The problem is one of data collection. Council officers are only required to provide a ‘snapshot’ of one night’s rough sleepers anytime between October 1 and November 30. The Government argues that asking local authorities to supply annual figures would require a “multi-agency database” or counting the number of people sleeping rough on every night of the year, which is not practical. But councils say council or charity outreach services would already hold more robust data about patterns of street sleeping over the year than the official government figures.

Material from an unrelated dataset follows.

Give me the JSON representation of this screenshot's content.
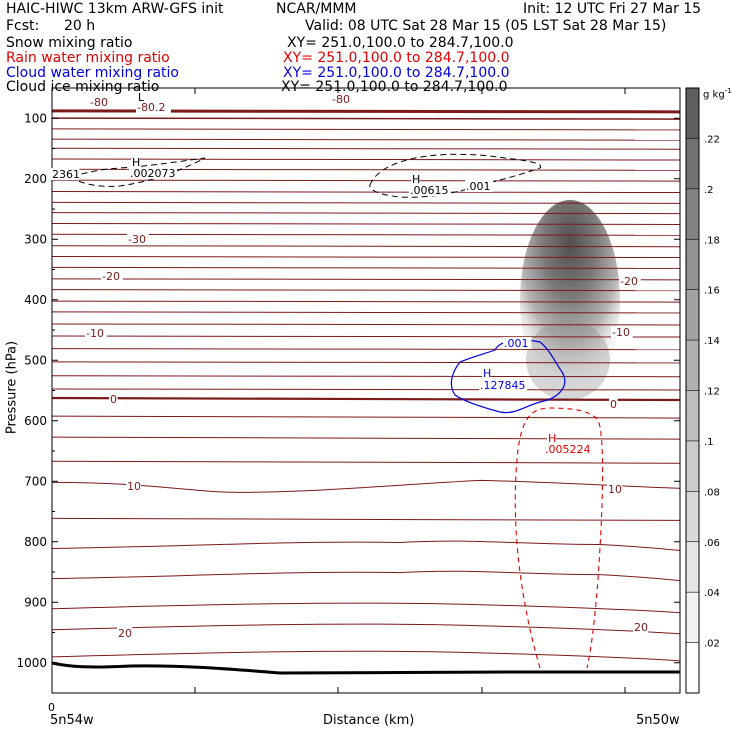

With winter now beginning to bite, it’s an issue that matters, as funding and policy is often directly linked to the statistics. Barking and Dagenham leader Darren Rodwell tells us: “I’m very unequivocal that a one evening walkabout is not the true picture. I don’t think the data is working properly. This is not just about collecting data because we’re talking about human beings here. What we need is to provide services to people and at the moment we’re restricted from doing that.”  We also report today on how capped housing benefit is increasing the problem. Asked about rising homelessness and foodbank use, Amber Rudd admitted on Today that “these are facts”. The worry is the facts are even worse than currently recorded.

 

Watch Tory MP Michael Fabricant’s latest home-made explainer video on Parliament. It features a mock conversation between a whip and a rebel backbencher. ‘Tarquin, can I call you Tarquin?’ Despite the flattery, Tarquin turns down the offer of a peerage. No, really.

 

If anyone was in any doubt that Donald Trump really meant it when he talked of ‘America First’, his latest statements on the murder of Saudi journalist Jamal Khashoggi confirm he wasn’t bluffing. Trump explicitly cited the need for $450m of arms sales and investment to the Saudis, having rejected CIA intel that Crown Prince bin Salman had knowledge of the killing (“maybe he did and maybe he didn’t!”). The President also talked of Khashoggi being seen as ‘an enemy of the state’. As I’ve written before, we should at least be grateful that Trump is telling the truth about the raw amorality of American self-interest. US Senators are demanding a second investigation, but nothing will change the White House view that, well, money talks.

 

Victims of ‘cyberflashing’ have told us they are backing MPs like Maria Miller and Jess Phillips in their bid to tighten the law. The practice involves sending unsolicited sexual images via local Wifi or Bluetooth, using the AirDrop feature on mobile phones within 30 feet of each other. Miller says that the Government’s ‘upskirting’ bill is totally inadequate and without “a comprehensive bill against all image-based abuse..we are sleepwalking into a crisis.” Nine women tell us their stories today, including Jenny Briggs, who was ‘cyberflashed’ on a packed rush-hour train in London.